Why are the outputs of this C code different when formatting with %c and %d

Question

Take a look at the following piece of code:

#include <stdio.h> 

int main() 
{ 
  int i;

  for (i = 48; i < 58; i++)
  {
    printf("%d", i);
  }
return 0; 
}

The output is: 48495051525354555657 But if you change printf("%d", i); to printf("%c", i); the output becomes: 0123456789

Shouldn't both output 48495051525354555657 Why are the outputs different when substituting d with c?

Answer 1

Because with %c the i is interpreted as a character and if you look at the ASCII table you can see that 48 represents the character '0', 49 is '1', etc.

Answer 2

%d is format specifier for signed integers whereas %c is format specifier for charecters . let i=48 when %d is used it prints the integer (prints 48). but when %c is used the 48 is taken as ASCII value and 0 is printed for 48 ascii values 0 = 48 1 = 49 . . . soon hope you understand press the upvote. :) ;)

Answer 3

In C when you want to print something you need to provide format specifier. Then the compiler will print the things accordingly.

According to your question %d specifier is for printing number and %c is for printing character.

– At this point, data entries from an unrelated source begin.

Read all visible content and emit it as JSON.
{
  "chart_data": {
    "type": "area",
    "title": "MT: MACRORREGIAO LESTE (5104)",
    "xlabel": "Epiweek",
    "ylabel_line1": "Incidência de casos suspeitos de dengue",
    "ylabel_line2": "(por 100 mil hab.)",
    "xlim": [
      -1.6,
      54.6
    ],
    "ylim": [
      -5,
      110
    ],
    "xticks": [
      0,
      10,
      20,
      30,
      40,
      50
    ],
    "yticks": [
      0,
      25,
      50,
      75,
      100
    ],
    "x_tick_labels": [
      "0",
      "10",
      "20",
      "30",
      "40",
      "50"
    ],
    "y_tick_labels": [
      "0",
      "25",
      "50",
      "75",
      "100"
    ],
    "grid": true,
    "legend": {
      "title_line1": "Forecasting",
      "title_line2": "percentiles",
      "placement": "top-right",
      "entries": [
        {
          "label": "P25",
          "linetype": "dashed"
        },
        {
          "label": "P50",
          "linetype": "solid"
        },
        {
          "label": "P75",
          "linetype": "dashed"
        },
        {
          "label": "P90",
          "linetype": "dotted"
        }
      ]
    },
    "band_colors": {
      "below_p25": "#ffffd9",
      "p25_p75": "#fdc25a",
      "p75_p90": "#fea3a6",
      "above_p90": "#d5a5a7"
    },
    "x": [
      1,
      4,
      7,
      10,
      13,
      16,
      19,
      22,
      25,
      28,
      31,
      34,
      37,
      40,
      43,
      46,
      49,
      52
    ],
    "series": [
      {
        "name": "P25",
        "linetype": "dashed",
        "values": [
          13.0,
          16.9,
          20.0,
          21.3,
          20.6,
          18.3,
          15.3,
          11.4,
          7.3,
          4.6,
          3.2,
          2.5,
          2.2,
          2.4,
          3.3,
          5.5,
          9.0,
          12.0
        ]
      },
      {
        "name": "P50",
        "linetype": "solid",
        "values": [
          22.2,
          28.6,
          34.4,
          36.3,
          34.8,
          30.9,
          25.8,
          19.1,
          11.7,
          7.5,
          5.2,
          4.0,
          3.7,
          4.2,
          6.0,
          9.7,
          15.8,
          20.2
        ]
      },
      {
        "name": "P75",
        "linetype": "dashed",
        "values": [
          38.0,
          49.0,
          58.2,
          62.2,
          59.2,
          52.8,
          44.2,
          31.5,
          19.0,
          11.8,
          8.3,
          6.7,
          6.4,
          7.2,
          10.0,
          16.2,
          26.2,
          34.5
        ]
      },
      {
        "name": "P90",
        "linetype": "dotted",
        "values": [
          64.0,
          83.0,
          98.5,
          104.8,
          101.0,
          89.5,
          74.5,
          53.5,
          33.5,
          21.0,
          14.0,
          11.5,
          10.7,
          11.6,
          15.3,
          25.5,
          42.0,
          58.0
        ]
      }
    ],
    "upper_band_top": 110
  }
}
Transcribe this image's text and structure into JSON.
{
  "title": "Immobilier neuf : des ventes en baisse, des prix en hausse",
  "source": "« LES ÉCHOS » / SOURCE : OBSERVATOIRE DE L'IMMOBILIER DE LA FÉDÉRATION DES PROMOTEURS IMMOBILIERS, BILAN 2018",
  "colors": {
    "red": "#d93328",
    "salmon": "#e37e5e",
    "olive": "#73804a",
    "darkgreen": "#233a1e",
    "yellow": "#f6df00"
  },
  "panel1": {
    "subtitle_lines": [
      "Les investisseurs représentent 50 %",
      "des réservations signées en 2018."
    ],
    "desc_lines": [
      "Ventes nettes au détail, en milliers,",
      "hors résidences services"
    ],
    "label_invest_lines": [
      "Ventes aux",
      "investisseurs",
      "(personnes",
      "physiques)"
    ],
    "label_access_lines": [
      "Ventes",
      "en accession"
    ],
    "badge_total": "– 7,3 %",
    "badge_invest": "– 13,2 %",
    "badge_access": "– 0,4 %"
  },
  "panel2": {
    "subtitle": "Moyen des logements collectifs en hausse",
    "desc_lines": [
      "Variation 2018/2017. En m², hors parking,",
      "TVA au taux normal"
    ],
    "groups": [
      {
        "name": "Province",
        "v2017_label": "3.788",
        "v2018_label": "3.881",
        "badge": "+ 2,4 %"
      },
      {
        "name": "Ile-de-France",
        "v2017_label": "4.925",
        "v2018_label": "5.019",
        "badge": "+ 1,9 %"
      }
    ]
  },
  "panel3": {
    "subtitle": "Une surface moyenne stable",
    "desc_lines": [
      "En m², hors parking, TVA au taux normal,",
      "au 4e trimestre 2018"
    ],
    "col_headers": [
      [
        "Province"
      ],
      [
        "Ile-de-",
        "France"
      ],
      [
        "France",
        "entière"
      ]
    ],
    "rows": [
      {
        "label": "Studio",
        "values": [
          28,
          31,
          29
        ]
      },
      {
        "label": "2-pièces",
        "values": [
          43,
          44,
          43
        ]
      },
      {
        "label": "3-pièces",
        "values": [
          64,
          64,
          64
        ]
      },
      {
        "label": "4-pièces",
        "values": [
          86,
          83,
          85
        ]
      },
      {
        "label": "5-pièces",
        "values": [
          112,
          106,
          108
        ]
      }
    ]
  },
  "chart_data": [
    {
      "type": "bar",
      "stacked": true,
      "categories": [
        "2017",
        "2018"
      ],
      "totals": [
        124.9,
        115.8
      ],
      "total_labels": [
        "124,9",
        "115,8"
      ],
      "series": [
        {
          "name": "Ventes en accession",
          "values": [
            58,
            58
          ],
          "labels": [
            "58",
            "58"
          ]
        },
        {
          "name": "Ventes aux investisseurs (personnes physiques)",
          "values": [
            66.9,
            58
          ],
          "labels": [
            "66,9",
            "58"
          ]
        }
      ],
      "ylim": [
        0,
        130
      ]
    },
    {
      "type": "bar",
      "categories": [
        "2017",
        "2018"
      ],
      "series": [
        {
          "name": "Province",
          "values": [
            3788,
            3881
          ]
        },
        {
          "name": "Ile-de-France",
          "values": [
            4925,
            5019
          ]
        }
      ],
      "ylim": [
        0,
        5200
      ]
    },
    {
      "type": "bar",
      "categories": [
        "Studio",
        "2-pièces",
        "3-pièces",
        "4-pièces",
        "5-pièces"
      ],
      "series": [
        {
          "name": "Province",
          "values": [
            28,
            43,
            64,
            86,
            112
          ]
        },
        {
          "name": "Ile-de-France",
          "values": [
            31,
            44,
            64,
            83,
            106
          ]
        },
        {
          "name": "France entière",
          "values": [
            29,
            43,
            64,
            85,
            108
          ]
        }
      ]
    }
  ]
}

So when you tried printing integer value using %c format specifier then the system is converting 48-57 in char type and that is '0'-'9'. And if you go further it will print

: ; < = > ? @ A B C and so on.

And this is because system follows ASCII.

Answer 4

%d prints out a number and %c a character. The ASCII codes for 0-9 are 48-57, so it prints those numbers as characters.